July 2007


Gounod - Symphonies Nos. 1 and 2
Sinfonia Finlandia Jyväskylä, Patrick Gallois cond.
Naxos 8.557463
Format: CD
Released: 2007

by Richard Freed
richardf@soundstage.com

Musical Performance ****
Recording Quality ****
Overall Enjoyment ****

Charles Gounod composed both of his symphonies at about the same time -- in 1855. The First served as model for the celebrated Symphony in C major composed that year by his pupil Georges Bizet. Bizet’s Symphony, which was not heard until 1935, is an out-and-out charmer that quickly took its place in the standard repertory.
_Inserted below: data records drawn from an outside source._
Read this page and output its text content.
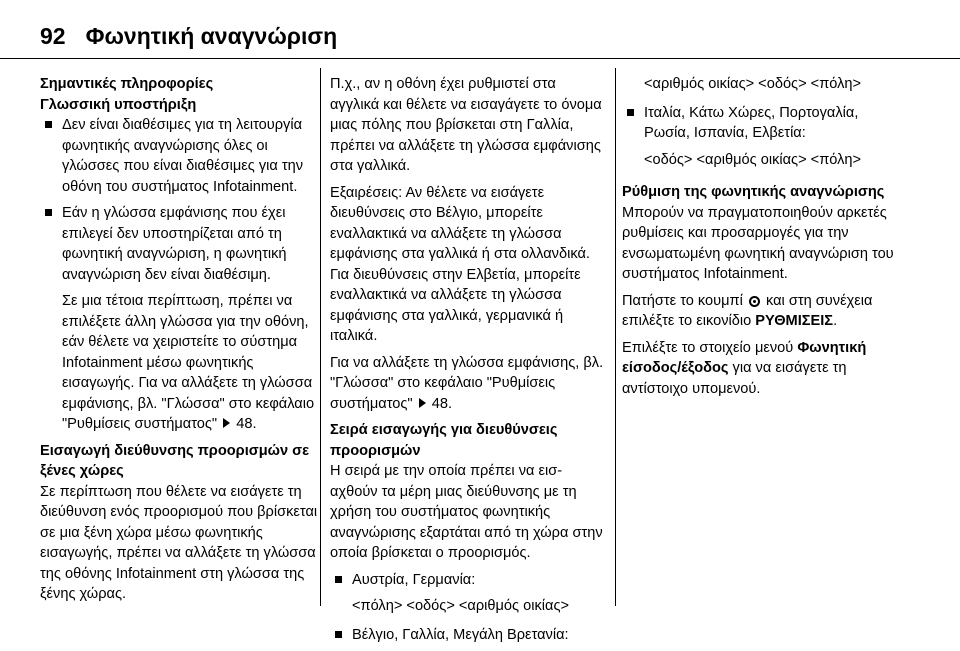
92 Φωνητική αναγνώριση
Σημαντικές πληροφορίες
Γλωσσική υποστήριξη
Δεν είναι διαθέσιμες για τη λειτουργία φωνητικής αναγνώρισης όλες οι γλώσσες που είναι διαθέσιμες για την οθόνη του συστήματος Infotainment.
Εάν η γλώσσα εμφάνισης που έχει επιλεγεί δεν υποστηρίζεται από τη φωνητική αναγνώριση, η φωνητική αναγνώριση δεν είναι διαθέσιμη.
Σε μια τέτοια περίπτωση, πρέπει να επιλέξετε άλλη γλώσσα για την οθόνη, εάν θέλετε να χειριστείτε το σύστημα Infotainment μέσω φωνητικής εισαγωγής. Για να αλλάξετε τη γλώσσα εμφάνισης, βλ. "Γλώσσα" στο κεφάλαιο "Ρυθμίσεις συστήματος" 48.
Εισαγωγή διεύθυνσης προορισμών σε ξένες χώρες

Σε περίπτωση που θέλετε να εισάγετε τη διεύθυνση ενός προορισμού που βρίσκεται σε μια ξένη χώρα μέσω φωνητικής εισαγωγής, πρέπει να αλλάξετε τη γλώσσα της οθόνης Infotainment στη γλώσσα της ξένης χώρας.

Π.χ., αν η οθόνη έχει ρυθμιστεί στα αγγλικά και θέλετε να εισαγάγετε το όνομα μιας πόλης που βρίσκεται στη Γαλλία, πρέπει να αλλάξετε τη γλώσσα εμφάνισης στα γαλλικά.

Εξαιρέσεις: Αν θέλετε να εισάγετε διευθύνσεις στο Βέλγιο, μπορείτε εναλλακτικά να αλλάξετε τη γλώσσα εμφάνισης στα γαλλικά ή στα ολλανδικά. Για διευθύνσεις στην Ελβετία, μπορείτε εναλλακτικά να αλλάξετε τη γλώσσα εμφάνισης στα γαλλικά, γερμανικά ή ιταλικά.

Για να αλλάξετε τη γλώσσα εμφάνισης, βλ. "Γλώσσα" στο κεφάλαιο "Ρυθμίσεις συστήματος" 48.

Σειρά εισαγωγής για διευθύνσεις προορισμών

Η σειρά με την οποία πρέπει να εισαχθούν τα μέρη μιας διεύθυνσης με τη χρήση του συστήματος φωνητικής αναγνώρισης εξαρτάται από τη χώρα στην οποία βρίσκεται ο προορισμός.

Αυστρία, Γερμανία:
<πόλη> <οδός> <αριθμός οικίας>
Βέλγιο, Γαλλία, Μεγάλη Βρετανία:
<αριθμός οικίας> <οδός> <πόλη>
Ιταλία, Κάτω Χώρες, Πορτογαλία, Ρωσία, Ισπανία, Ελβετία:
<οδός> <αριθμός οικίας> <πόλη>
Ρύθμιση της φωνητικής αναγνώρισης

Μπορούν να πραγματοποιηθούν αρκετές ρυθμίσεις και προσαρμογές για την ενσωματωμένη φωνητική αναγνώριση του συστήματος Infotainment.

Πατήστε το κουμπί και στη συνέχεια επιλέξτε το εικονίδιο ΡΥΘΜΙΣΕΙΣ.

Επιλέξτε το στοιχείο μενού Φωνητική είσοδος/έξοδος για να εισάγετε τη αντίστοιχο υπομενού.
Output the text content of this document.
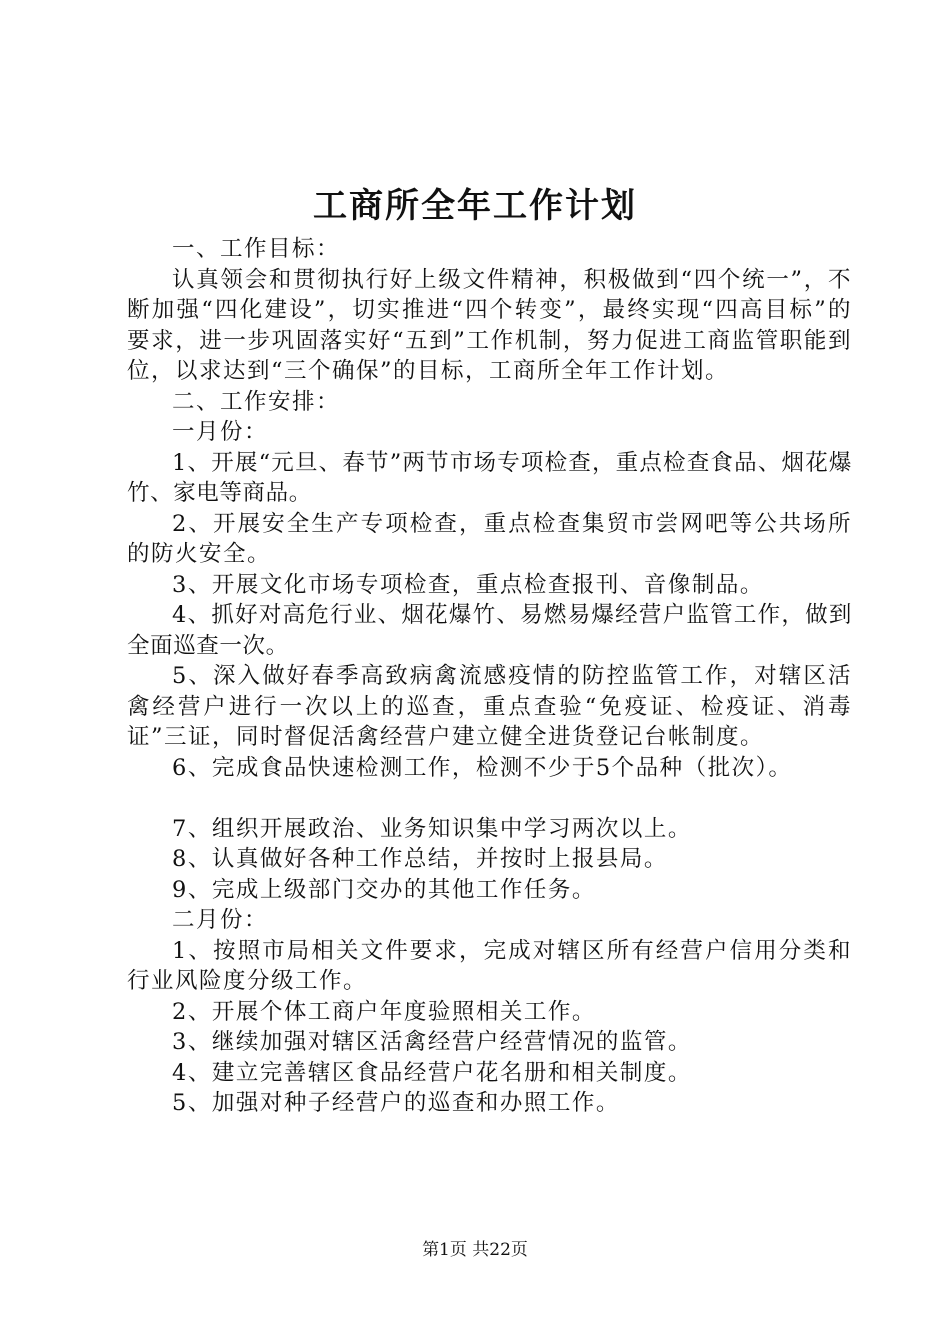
工商所全年工作计划

一、工作目标：

认真领会和贯彻执行好上级文件精神，积极做到“四个统一”，不断加强“四化建设”，切实推进“四个转变”，最终实现“四高目标”的要求，进一步巩固落实好“五到”工作机制，努力促进工商监管职能到位，以求达到“三个确保”的目标，工商所全年工作计划。

二、工作安排：

一月份：

1、开展“元旦、春节”两节市场专项检查，重点检查食品、烟花爆竹、家电等商品。

2、开展安全生产专项检查，重点检查集贸市尝网吧等公共场所的防火安全。

3、开展文化市场专项检查，重点检查报刊、音像制品。

4、抓好对高危行业、烟花爆竹、易燃易爆经营户监管工作，做到全面巡查一次。

5、深入做好春季高致病禽流感疫情的防控监管工作，对辖区活禽经营户进行一次以上的巡查，重点查验“免疫证、检疫证、消毒证”三证，同时督促活禽经营户建立健全进货登记台帐制度。

6、完成食品快速检测工作，检测不少于5个品种（批次）。

7、组织开展政治、业务知识集中学习两次以上。

8、认真做好各种工作总结，并按时上报县局。

9、完成上级部门交办的其他工作任务。

二月份：

1、按照市局相关文件要求，完成对辖区所有经营户信用分类和行业风险度分级工作。

2、开展个体工商户年度验照相关工作。

3、继续加强对辖区活禽经营户经营情况的监管。

4、建立完善辖区食品经营户花名册和相关制度。

5、加强对种子经营户的巡查和办照工作。

第1页 共22页
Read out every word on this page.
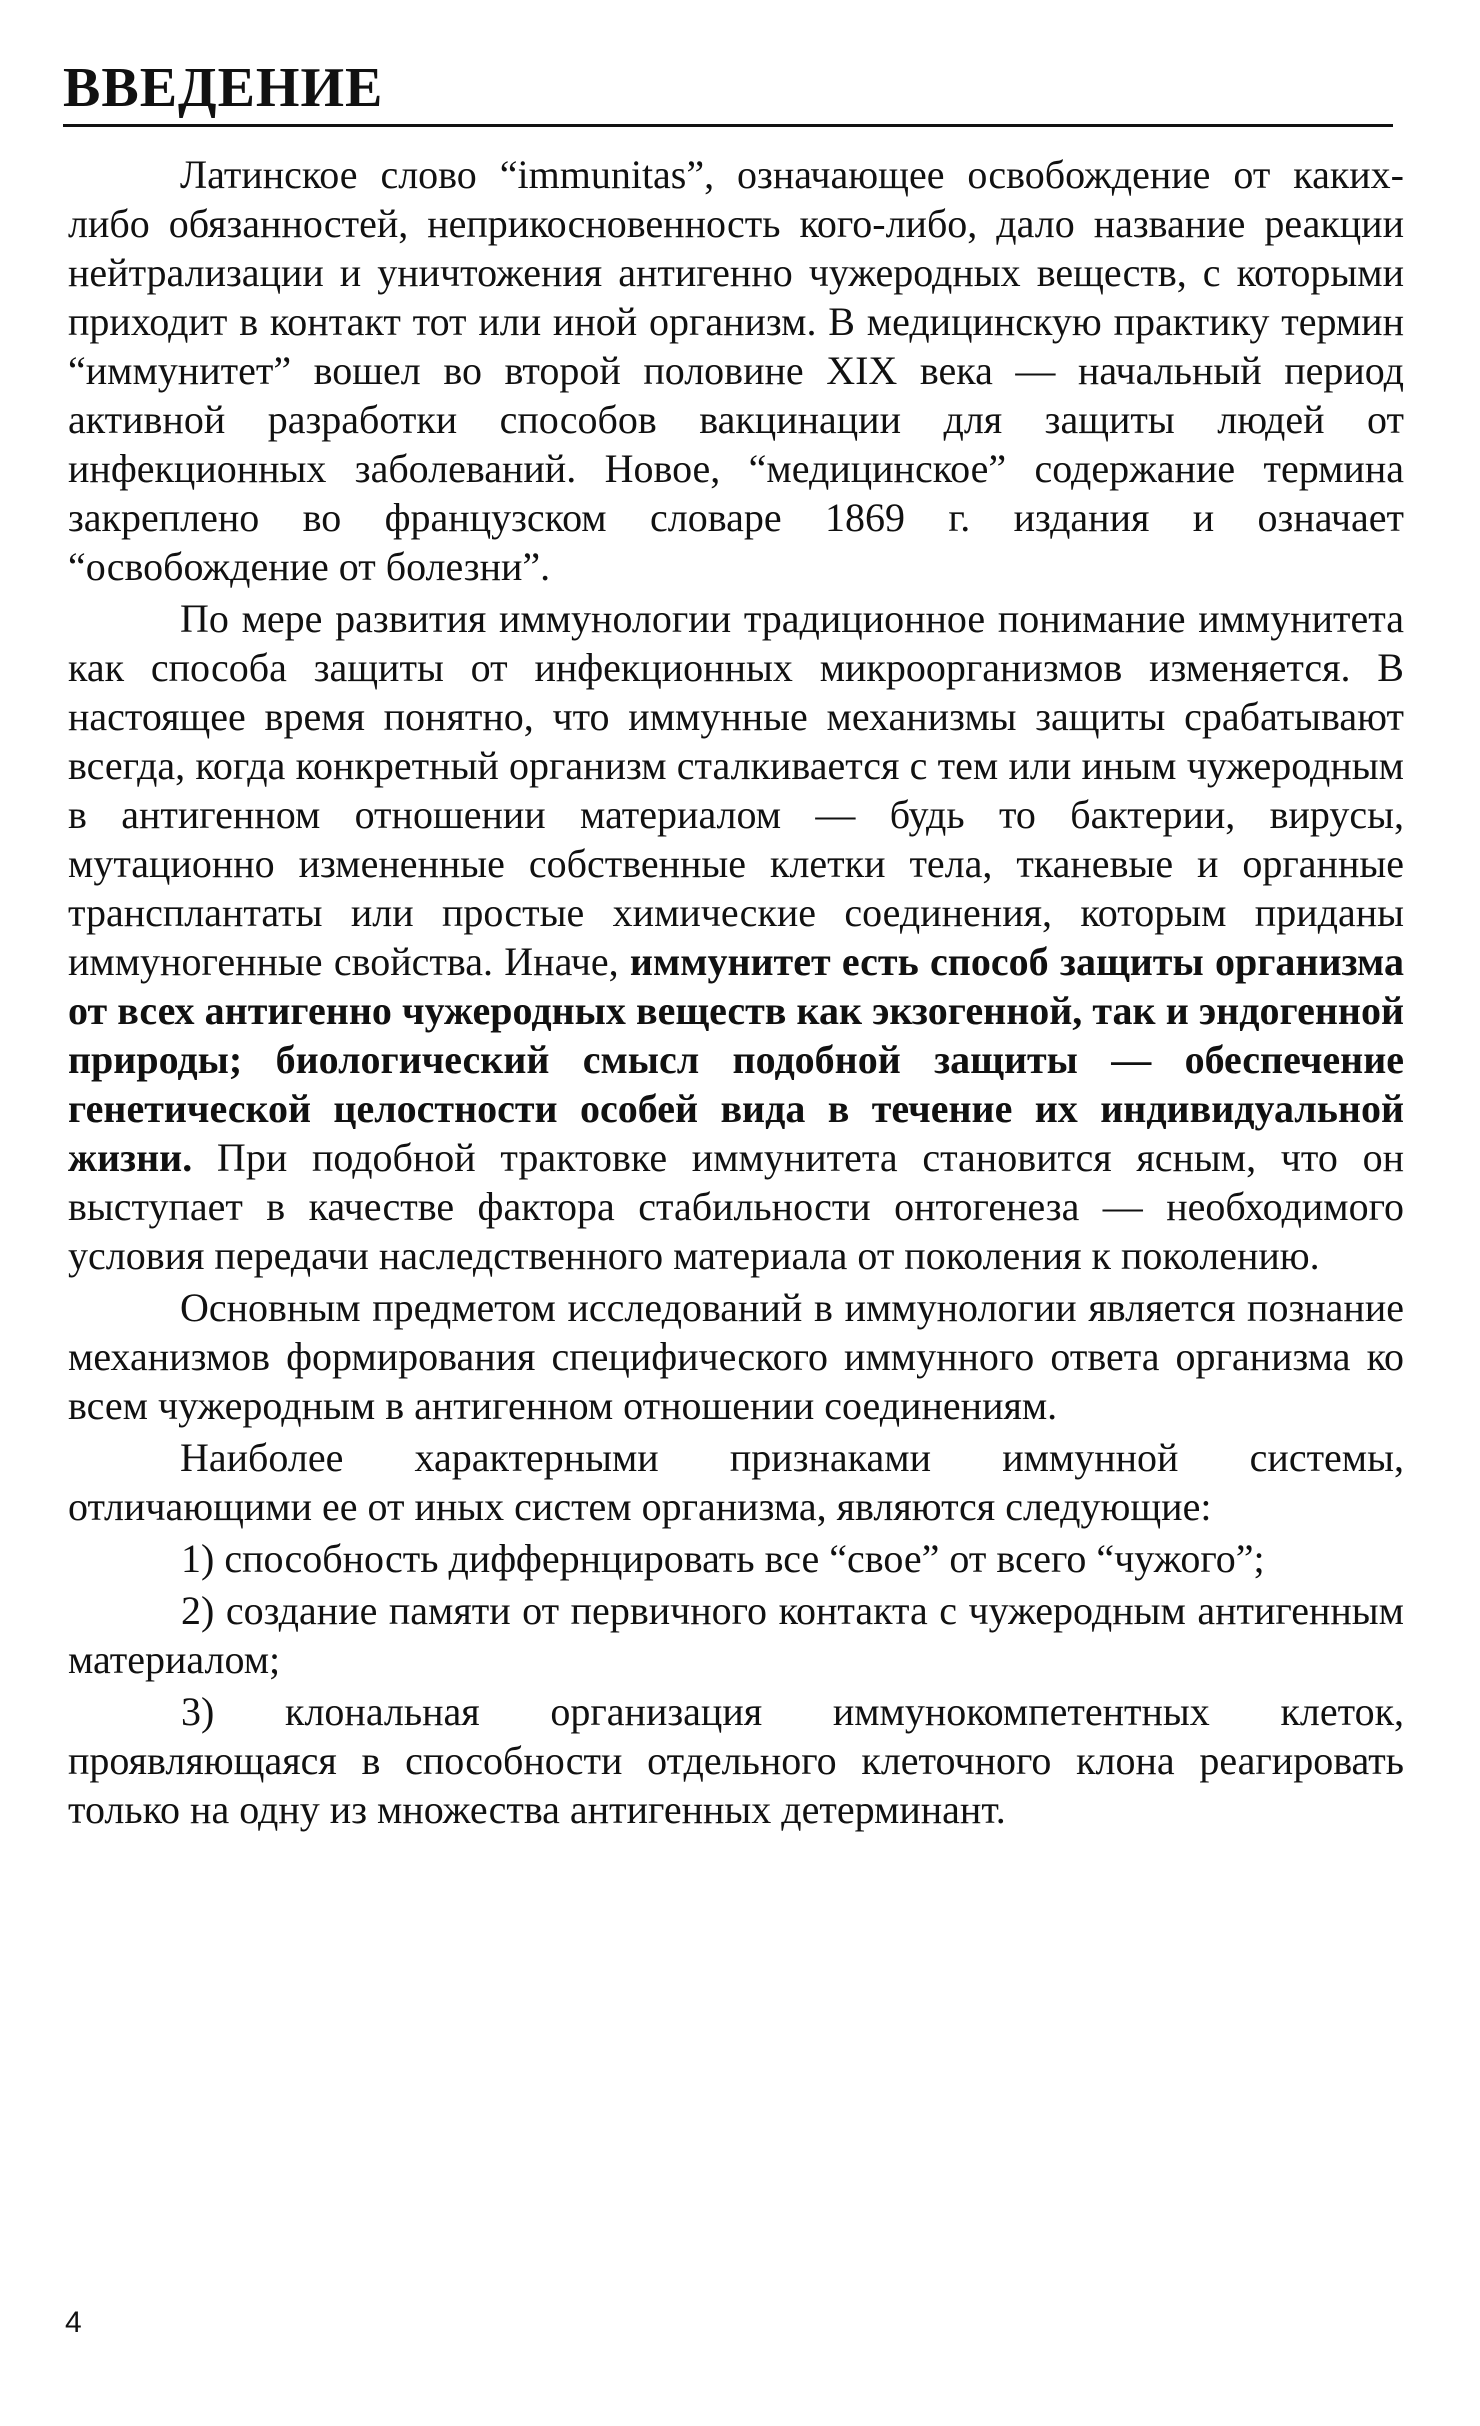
ВВЕДЕНИЕ

Латинское слово “immunitas”, означающее освобождение от каких-либо обязанностей, неприкосновенность кого-либо, дало название реакции нейтрализации и уничтожения антигенно чужеродных веществ, с которыми приходит в контакт тот или иной организм. В медицинскую практику термин “иммунитет” вошел во второй половине XIX века — начальный период активной разработки способов вакцинации для защиты людей от инфекционных заболеваний. Новое, “медицинское” содержание термина закреплено во французском словаре 1869 г. издания и означает “освобождение от болезни”.

По мере развития иммунологии традиционное понимание иммунитета как способа защиты от инфекционных микроорганизмов изменяется. В настоящее время понятно, что иммунные механизмы защиты срабатывают всегда, когда конкретный организм сталкивается с тем или иным чужеродным в антигенном отношении материалом — будь то бактерии, вирусы, мутационно измененные собственные клетки тела, тканевые и органные трансплантаты или простые химические соединения, которым приданы иммуногенные свойства. Иначе, иммунитет есть способ защиты организма от всех антигенно чужеродных веществ как экзогенной, так и эндогенной природы; биологический смысл подобной защиты — обеспечение генетической целостности особей вида в течение их индивидуальной жизни. При подобной трактовке иммунитета становится ясным, что он выступает в качестве фактора стабильности онтогенеза — необходимого условия передачи наследственного материала от поколения к поколению.

Основным предметом исследований в иммунологии является познание механизмов формирования специфического иммунного ответа организма ко всем чужеродным в антигенном отношении соединениям.

Наиболее характерными признаками иммунной системы, отличающими ее от иных систем организма, являются следующие:

1) способность диффернцировать все “свое” от всего “чужого”;

2) создание памяти от первичного контакта с чужеродным антигенным материалом;

3) клональная организация иммунокомпетентных клеток, проявляющаяся в способности отдельного клеточного клона реагировать только на одну из множества антигенных детерминант.

4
Gounod’s symphonies are not of the same magical quality, but they are not without interest in their own right, and Patrick Gallois makes a splendid case for them.

In the First, his fast movements are faster than ever, while the two inner ones may strike some listeners as being unnaturally distended, though they do hold together because Gallois seems so genuinely involved. The Second is unexpectedly -- and convincingly -- grand. While both Michel Plasson and Neville Marriner, in their earlier recordings of the two symphonies, got through No. 2 in about a half-hour, Gallois takes an additional ten minutes. That big difference is not explained by slower tempos -- Gallois is the very soul of fleetness and vivacity -- but by his taking repeats which the other conductors ignore. Gallois apparently sees the Second Symphony as a bigger work, and he invests his reading, especially the finale, with a Mendelssohnian breadth and grandeur that really seem to fit.

He comes no closer than Marriner to matching Plasson’s infectious shaping of the finale’s principal theme, but he has his Finnish orchestra sounding world class. The clarinet and other winds are downright delicious, the trumpet is characterful, the drums have a splendid presence, the strings are ripe and secure -- and the spacious, well-balanced sound does it all full justice.